On July 5, the ACLU of Pennsylvania threatened to sue the borough if the council continued to enforce its decision. The ACLU sent a letter to Young and asked the borough to come up with a resolution by 5 p.m. July 7.

The ACLU issued a statement saying that other noises — such as lawnmowers, church bells, concerts and vehicles — that are louder and longer than taps are allowed by the borough.

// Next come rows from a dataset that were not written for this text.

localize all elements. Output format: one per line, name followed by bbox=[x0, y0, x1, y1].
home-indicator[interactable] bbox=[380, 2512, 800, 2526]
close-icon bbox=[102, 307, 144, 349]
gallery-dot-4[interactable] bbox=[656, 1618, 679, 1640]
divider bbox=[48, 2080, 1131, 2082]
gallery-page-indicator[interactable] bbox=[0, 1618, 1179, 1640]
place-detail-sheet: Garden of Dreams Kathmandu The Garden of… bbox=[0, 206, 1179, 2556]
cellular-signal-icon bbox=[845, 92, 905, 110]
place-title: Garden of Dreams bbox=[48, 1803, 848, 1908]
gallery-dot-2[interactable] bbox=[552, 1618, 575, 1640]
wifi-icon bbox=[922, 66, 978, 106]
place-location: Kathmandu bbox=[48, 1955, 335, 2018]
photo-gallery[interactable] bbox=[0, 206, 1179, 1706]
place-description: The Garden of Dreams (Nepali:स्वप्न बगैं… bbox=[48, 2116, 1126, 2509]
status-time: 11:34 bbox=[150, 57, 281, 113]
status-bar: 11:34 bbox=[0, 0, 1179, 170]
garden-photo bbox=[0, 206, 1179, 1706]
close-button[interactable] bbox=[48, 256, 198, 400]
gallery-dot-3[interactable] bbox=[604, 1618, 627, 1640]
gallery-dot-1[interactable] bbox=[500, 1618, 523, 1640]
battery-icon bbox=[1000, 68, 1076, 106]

By censoring Corney's music, the borough is violating the First Amendment, the ACLU said.

Walczak said last week that the borough would allow Corney to resume playing taps nightly at no louder than he played it previously.

Corney began playing taps nightly again on July 10.

After Tuesday's meeting, Walczak and Southern Regional Police Chief James Boddington said there were threats coming from people online.

On Friday, Corney and the borough released a statement regarding the issues related to the nightly playing of taps at Corney's residence.

The two said they would like to address the threats to the community, themselves and local businesses.

The release stated they are asking for an "end to the threats, vandalism, intimidation, hateful discord and references to violence," to allow safe discussion of the taps issue without "fear of reprisal or retaliation."

"Such threats of violence are contrary to what we are all trying to achieve, and they distract from the process of coming to a positive resolution of the matter for the entire community that will allow us all to honor our fallen veterans," the release reads in part.

The next Glen Rock Borough Council is scheduled for 7 p.m. Aug. 9.